The EU’s trading partners have criticized the bloc’s plans to introduce the world’s first border carbon tax, saying they are protectionist and put export industries at risk.
The United States and South Africa are among countries that have said the Carbon Limits Adjustment Mechanism (CBAM), the world’s first major import tax on greenhouse gas emissions, would unfairly punish their manufacturers. Several developing countries have already started negotiating with Brussels for waivers, though the plans were only agreed this week and are due to be finalized this weekend.
“We are particularly concerned about things like border adjustment taxes, regulatory requirements that are being imposed unilaterally,” Ibrahim Patil, South Africa’s trade minister, told the Financial Times. “If it’s going to be something super important between the North and the South, you’re going to run into a lot of political resistance.”
“There are a lot of concerns coming from us about how this affects us and our trade relationship,” US Trade Representative Catherine Tay said at a conference in Washington this week.
The European Union views CBAM as central to its efforts to reach net zero emissions by 2050, arguing that it would simultaneously encourage countries outside the bloc to decarbonize their industrial sectors.
“CBAM is just a way to threaten third countries that they must also modernize their ambitions when it comes to climate,” said Mohamed Chahim, a Dutch socialist politician who led negotiations on the law for the European Parliament.
a temporary agreement On Tuesday, CBAM was reached with final details, including exact dates for its phase-out, which is due to be negotiated by EU lawmakers this weekend.
The tax will be required from importers Buy certificates to cover its emissions based on calculations linked to the EU carbon price. The sectors that will be affected by the tariff are iron and steel, cement, aluminum, fertilizers, hydrogen and electricity generation. A trial period is scheduled to begin in October 2023.
The EU plans to expand the scheme to other sectors, including cars and organic chemicals, if it is deemed successful.
Before Russia Ukraine invasionThese countries are expected to be the hardest hit by CBAM. Russian exports would have accounted for the largest proportion of imports from sectors affected by CBAM based on its imports from the EU between 2015 and 2019, according to Analytics by the Adelphi think tank in Berlin.
The almost complete cessation of imports from Russia due to the EU sanctions regime and the destruction of Ukrainian industry has shifted the burden to other countries.
China makes up about a tenth of the imports affected by CBAM, according to Adelphi, with Turkey and India being hit the hardest. China has repeatedly attacked the tariff since it was first proposed in July 2021.
In a thinly veiled reference to the measure, China’s interim chargé d’affaires in Brussels Wang Hongjian said in September that the EU should avoid “protectionism” when it comes to climate law. “Green cooperation cannot be promoted in a vacuum,” he added.
Developing countries with less economic heft and no emissions-measuring systems were more likely to suffer from the imposition of the tax, said Faten Akkad, senior adviser on climate diplomacy at the African Climate Foundation.
“The countries most likely to mitigate CBAM risks are those that already have an adequate carbon account in place,” she added. The result may be “deindustrialization” in African countries that export to the EU.
“A lot of these sectors risk losing business unless we put money into sustaining them and it’s very difficult to rebuild.”

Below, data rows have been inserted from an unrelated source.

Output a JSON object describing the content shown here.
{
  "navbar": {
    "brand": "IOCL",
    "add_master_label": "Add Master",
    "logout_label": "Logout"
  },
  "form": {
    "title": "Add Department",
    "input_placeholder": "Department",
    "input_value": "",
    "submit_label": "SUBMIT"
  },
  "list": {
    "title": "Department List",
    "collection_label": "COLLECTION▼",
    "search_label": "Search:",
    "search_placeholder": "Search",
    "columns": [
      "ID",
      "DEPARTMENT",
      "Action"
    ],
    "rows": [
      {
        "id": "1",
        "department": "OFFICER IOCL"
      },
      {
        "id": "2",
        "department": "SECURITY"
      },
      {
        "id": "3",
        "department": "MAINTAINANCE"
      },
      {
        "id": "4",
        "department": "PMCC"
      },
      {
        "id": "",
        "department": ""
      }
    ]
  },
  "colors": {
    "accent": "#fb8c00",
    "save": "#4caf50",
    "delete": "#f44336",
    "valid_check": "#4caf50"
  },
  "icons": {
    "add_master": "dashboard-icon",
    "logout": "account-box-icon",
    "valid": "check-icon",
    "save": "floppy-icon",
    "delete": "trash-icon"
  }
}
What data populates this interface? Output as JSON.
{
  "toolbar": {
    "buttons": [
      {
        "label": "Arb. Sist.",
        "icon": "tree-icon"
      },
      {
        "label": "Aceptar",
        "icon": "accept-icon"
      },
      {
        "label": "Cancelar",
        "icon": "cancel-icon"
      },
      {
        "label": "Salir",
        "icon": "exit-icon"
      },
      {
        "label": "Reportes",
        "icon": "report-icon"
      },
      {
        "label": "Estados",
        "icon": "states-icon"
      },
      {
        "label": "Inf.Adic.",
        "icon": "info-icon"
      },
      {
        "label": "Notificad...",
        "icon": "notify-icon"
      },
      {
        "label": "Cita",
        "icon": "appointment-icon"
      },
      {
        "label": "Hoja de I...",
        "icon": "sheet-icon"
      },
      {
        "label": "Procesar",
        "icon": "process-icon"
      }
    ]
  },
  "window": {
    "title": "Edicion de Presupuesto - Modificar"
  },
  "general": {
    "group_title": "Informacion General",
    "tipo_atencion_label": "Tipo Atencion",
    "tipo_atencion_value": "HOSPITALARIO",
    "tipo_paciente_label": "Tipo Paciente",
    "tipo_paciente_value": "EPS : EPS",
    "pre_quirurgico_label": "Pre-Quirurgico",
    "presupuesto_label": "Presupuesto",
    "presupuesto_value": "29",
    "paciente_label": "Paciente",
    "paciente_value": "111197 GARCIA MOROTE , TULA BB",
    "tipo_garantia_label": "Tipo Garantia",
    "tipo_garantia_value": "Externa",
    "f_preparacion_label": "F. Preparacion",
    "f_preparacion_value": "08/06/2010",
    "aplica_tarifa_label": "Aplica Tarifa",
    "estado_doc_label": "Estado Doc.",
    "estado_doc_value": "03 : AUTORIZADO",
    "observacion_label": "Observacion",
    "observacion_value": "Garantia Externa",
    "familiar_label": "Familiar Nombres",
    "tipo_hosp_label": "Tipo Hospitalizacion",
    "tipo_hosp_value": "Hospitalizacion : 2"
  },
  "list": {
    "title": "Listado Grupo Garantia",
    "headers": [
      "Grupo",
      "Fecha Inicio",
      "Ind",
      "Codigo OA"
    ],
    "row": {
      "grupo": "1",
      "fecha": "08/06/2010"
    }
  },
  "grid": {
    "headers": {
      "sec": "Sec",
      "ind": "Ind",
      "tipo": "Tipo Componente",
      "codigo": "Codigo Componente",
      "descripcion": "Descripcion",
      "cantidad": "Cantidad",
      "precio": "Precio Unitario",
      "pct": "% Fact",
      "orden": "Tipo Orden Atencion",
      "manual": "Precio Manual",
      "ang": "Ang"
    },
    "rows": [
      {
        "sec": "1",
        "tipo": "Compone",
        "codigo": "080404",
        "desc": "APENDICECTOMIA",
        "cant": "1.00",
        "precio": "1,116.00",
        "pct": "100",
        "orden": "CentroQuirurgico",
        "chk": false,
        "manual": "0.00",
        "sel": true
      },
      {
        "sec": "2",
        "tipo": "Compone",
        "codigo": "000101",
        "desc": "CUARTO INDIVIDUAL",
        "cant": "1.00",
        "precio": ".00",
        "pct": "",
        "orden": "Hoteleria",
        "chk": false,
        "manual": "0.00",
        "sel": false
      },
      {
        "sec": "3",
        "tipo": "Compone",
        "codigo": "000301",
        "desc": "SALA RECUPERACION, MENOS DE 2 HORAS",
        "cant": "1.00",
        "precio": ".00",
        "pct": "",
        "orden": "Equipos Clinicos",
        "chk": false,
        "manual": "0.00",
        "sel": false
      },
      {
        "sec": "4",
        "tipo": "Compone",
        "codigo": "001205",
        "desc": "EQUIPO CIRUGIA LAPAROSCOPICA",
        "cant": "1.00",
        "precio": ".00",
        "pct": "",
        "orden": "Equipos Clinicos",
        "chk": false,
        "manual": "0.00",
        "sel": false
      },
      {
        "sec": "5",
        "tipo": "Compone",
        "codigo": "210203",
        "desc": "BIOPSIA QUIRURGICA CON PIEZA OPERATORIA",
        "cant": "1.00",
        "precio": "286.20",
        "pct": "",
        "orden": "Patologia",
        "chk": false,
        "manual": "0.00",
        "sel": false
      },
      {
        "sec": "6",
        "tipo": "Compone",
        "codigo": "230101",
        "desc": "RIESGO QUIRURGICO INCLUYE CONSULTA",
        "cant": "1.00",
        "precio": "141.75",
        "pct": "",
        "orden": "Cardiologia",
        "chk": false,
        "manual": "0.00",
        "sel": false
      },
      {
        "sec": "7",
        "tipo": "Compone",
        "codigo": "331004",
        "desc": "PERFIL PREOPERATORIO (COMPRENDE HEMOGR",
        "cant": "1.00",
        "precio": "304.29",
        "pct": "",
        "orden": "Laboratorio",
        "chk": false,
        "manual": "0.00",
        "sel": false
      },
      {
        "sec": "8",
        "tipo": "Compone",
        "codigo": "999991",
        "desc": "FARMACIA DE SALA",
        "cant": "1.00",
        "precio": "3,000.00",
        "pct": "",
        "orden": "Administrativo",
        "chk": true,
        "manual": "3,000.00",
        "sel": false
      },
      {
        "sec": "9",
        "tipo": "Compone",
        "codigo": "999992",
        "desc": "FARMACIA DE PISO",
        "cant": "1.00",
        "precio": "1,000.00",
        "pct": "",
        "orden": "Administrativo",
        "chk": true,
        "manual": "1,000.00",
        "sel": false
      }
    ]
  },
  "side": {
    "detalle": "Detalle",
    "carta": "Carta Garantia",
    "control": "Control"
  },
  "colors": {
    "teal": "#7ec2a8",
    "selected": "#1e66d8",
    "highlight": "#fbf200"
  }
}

while. Brazil’s steelmakers worry that CBAM will endanger domestic producers. Rather than ship their goods to Europe and face the tax, exporters may target less protected steel markets, such as South America.
“Our biggest concern is not exports to [Europe]But instead more materials are being diverted to the region, leaving the local industry “at risk,” said Marco Polo de Melo Lopez, CEO of the Aco Brasil Institute.
Anger over the measure was exacerbated by the European Union’s insistence that CBAM would encourage others to decarbonise, while not providing funds earmarked for helping poor countries invest in clean technologies.
CBAM proceeds are intended to enter the EU’s internal budget with a loose commitment to providing climate finance to countries outside the bloc, according to those familiar with the draft text.
A number of countries have already approached the European Commission to request more flexibility in applying the tariffs, according to multiple sources familiar with the discussions.
It would be “helpful,” said Baran Bozoglu, president of the Climate Change Research and Policy Association, a nonprofit think tank in Ankara. [for the EU] To provide various incentives, support and technologies so that the Turkish economy is not negatively affected.
He added that exporters would have to pay to account for and validate their carbon emissions in order to report to the EU. Having to cover this cost in addition to paying for CBAM, he said, was “a huge injustice”.